10 Key Fed Takeaways from the Monetary Policy Conference

Blogging a whole conference can be an exhausting affair.  Two things I did not expect — sitting in on the press conference with Lacker and Bullard, and blogging the Lunch speaker from the BIS [Bank of International Settlements].

There were a lot of themes that went around.  I’ll try to highlight a few of them, and add my own thoughts.

What is the proper mandate for the Central Bank?

The representatives from the Fed generally thought the dual mandate worked well.  Most of the critics favored a single mandate of preserving purchasing power of currency, and no mandate of full employment.  The reasoning varied there, but as Plosser commented, a dual mandate is what gives the Fed wiggle room to not be rules based, but discretionary.  Others commented that the ability of the Fed to affect labor issues is poor.

Plosser also told us to consider the actual text of the dual mandate:

“The Board of Governors of the Federal Reserve System and the Federal Open Market Committee shall maintain long run growth of the monetary and credit aggregates commensurate with the economy’s long run potential to increase production, so as to promote effectively the goals of maximum employment, stable prices and moderate long-term interest rates.”
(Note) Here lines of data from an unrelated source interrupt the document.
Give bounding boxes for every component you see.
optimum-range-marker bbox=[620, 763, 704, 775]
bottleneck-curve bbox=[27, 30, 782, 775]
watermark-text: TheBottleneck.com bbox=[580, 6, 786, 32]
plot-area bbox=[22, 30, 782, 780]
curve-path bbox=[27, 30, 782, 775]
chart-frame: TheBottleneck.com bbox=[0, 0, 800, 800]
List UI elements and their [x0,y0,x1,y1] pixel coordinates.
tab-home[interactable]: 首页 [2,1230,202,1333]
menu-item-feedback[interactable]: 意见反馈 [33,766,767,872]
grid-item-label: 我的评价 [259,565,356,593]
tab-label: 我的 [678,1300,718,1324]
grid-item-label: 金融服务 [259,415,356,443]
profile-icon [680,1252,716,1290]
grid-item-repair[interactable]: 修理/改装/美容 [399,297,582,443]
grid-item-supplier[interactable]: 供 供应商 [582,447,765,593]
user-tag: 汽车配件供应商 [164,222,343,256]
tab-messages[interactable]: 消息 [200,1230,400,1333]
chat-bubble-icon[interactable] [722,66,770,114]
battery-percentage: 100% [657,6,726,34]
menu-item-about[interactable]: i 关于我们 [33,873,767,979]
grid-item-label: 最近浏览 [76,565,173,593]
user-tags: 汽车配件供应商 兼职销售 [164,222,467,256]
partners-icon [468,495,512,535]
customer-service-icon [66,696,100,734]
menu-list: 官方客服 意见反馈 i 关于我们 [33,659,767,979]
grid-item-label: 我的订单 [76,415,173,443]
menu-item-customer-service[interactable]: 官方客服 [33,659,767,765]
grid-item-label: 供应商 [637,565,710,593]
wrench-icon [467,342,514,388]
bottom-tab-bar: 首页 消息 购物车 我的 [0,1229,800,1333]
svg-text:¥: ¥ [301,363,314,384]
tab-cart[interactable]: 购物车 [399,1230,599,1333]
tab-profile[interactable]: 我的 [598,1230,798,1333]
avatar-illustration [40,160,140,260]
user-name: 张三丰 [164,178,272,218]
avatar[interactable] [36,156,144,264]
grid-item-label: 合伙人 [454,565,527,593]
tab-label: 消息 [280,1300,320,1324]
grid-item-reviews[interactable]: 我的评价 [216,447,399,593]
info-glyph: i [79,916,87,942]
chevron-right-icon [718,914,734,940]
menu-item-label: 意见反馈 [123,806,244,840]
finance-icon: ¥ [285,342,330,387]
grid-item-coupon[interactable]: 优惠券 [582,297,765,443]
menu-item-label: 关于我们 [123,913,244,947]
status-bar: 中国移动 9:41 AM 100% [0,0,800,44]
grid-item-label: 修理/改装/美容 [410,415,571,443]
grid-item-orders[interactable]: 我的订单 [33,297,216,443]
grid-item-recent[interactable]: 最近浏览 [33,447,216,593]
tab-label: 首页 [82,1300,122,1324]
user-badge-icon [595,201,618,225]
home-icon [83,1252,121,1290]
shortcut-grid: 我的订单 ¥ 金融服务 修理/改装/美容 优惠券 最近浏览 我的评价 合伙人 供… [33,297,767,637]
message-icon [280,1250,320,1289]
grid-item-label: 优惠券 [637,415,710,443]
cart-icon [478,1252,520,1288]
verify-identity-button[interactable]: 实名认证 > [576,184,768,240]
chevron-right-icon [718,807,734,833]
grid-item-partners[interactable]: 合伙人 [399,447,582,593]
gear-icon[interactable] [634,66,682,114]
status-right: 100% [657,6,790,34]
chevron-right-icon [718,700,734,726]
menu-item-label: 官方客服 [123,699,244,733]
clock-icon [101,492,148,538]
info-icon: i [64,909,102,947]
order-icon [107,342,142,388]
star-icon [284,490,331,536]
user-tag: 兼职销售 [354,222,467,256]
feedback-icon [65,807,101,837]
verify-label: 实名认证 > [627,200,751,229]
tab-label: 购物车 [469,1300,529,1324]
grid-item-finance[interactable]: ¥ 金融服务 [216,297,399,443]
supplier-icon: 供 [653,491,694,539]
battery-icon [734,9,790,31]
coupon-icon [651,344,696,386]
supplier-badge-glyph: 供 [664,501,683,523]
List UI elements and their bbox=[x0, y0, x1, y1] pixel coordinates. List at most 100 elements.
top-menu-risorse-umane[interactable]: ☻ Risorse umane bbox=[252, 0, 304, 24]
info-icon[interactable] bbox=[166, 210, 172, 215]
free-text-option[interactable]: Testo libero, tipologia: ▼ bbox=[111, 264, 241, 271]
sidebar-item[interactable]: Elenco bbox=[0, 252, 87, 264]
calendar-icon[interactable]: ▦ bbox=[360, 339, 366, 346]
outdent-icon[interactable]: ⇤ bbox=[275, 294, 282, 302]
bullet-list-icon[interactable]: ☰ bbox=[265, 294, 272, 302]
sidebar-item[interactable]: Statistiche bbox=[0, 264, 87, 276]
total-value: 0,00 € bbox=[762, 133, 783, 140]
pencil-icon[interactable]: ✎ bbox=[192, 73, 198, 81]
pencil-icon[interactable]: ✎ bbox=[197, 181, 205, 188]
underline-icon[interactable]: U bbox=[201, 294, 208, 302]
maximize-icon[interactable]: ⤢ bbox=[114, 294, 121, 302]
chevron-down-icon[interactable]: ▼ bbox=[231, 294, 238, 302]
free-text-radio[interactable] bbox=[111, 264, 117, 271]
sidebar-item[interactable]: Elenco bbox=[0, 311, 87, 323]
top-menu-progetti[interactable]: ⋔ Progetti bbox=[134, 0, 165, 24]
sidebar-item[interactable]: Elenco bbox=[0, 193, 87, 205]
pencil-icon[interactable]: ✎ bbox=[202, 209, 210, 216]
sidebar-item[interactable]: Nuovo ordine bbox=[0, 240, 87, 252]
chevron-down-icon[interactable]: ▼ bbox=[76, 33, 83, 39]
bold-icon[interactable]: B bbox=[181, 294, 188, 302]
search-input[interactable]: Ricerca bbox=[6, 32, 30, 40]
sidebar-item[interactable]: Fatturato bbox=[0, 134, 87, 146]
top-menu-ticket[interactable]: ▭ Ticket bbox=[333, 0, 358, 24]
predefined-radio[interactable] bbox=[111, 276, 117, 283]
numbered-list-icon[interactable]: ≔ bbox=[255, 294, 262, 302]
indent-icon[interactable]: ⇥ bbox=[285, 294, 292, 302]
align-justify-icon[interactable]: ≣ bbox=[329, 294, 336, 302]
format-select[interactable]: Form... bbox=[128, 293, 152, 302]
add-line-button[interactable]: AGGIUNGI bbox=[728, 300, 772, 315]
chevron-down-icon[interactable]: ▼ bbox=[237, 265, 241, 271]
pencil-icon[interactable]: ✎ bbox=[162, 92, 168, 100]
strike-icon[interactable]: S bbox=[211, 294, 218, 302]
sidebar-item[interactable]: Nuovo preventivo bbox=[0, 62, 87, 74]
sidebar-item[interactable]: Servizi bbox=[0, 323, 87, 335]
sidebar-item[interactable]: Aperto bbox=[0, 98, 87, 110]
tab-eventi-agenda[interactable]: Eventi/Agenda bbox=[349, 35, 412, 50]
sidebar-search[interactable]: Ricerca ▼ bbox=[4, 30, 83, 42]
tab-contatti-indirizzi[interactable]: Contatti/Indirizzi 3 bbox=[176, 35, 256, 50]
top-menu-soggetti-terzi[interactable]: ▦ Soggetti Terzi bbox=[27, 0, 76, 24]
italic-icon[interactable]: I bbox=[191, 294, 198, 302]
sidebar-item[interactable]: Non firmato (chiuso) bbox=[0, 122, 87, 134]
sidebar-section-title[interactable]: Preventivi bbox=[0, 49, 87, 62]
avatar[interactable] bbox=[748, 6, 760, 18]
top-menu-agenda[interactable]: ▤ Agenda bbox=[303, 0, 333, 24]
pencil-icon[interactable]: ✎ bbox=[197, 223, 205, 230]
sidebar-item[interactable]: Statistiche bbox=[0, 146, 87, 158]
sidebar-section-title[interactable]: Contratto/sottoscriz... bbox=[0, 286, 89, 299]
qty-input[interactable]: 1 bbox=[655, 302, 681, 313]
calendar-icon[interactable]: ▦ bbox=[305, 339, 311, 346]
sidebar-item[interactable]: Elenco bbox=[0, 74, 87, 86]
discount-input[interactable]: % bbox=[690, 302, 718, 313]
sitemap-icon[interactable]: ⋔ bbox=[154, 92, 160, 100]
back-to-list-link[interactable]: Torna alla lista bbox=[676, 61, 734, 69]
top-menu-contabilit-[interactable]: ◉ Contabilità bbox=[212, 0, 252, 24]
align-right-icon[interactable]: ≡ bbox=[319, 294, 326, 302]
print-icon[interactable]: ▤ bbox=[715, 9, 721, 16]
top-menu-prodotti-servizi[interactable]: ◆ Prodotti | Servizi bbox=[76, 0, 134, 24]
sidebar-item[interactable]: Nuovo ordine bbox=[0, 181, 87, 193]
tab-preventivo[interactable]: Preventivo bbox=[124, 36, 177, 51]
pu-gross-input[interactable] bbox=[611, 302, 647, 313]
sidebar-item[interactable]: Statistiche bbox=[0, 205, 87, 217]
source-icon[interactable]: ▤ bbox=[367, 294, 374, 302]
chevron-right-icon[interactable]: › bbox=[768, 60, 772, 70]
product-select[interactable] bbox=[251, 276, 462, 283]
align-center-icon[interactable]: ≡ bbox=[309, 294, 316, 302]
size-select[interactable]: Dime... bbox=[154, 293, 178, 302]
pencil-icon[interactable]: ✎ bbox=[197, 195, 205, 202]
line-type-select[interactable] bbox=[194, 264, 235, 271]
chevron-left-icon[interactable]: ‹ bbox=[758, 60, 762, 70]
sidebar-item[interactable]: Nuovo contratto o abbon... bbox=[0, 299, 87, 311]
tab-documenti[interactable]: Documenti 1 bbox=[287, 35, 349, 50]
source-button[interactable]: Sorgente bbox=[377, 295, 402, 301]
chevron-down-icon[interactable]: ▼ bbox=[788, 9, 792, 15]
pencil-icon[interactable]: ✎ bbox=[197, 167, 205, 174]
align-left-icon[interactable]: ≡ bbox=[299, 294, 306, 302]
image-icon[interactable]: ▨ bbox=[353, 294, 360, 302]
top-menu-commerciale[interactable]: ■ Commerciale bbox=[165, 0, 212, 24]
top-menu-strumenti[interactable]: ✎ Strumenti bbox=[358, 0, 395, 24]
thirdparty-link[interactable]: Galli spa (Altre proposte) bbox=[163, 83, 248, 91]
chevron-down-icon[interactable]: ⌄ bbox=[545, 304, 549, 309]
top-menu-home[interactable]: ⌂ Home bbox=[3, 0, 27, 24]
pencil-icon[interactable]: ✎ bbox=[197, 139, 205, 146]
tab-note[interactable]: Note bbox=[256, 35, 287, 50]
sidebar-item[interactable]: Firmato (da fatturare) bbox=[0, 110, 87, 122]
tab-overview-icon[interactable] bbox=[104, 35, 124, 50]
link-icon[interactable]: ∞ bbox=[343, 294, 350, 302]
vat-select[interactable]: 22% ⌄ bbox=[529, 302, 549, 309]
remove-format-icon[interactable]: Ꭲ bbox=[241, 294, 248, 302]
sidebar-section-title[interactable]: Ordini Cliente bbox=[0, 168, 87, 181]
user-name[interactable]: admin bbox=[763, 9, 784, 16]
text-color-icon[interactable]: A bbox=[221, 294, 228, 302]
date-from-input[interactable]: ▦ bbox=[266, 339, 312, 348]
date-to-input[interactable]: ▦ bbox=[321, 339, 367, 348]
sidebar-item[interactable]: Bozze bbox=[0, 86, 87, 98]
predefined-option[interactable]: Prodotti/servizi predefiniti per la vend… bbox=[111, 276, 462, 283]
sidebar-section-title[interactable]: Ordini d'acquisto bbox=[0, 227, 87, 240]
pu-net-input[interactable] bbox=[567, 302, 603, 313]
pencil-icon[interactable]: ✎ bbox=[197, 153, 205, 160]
He said it was interesting how it focused on monetary and credit aggregates as the tools to affect employment, prices, and long interest rates.  I had to admit when I heard that, that the dual mandate is better and worse than I thought.  Better because it focuses on money and credit as a unit.  Worse, because it gives the Fed three disparate targets, and the Fed is bad enough in trying to hit stable prices.  It doesn’t need distractions.

Beyond that, most agreed that adding even more targets for monetary policy was a really bad idea — effects on foreign countries, level of the currency, etc.

That said, Borio of the BIS suggested that monetary policy might be better off with a single mandate focusing on growth of liabilities to avoid financial crises, because financial crises cut economic growth severely.  This is closer to the way that I think.  The Fed should adopt a goal of modesty, and merely try to avoid messing things up, as they did with the flood of liquidity prior to the Great Depression, and in 2003-7.

Aiming for a moderate growth in total liabilities would probably be a better version of Friedman’s idea of a constant growth in M2.

Rules vs Discretion

This one was more agreed.  Most favored a more rules-based monetary policy.  As noted above, the main argument was over what the rule should be.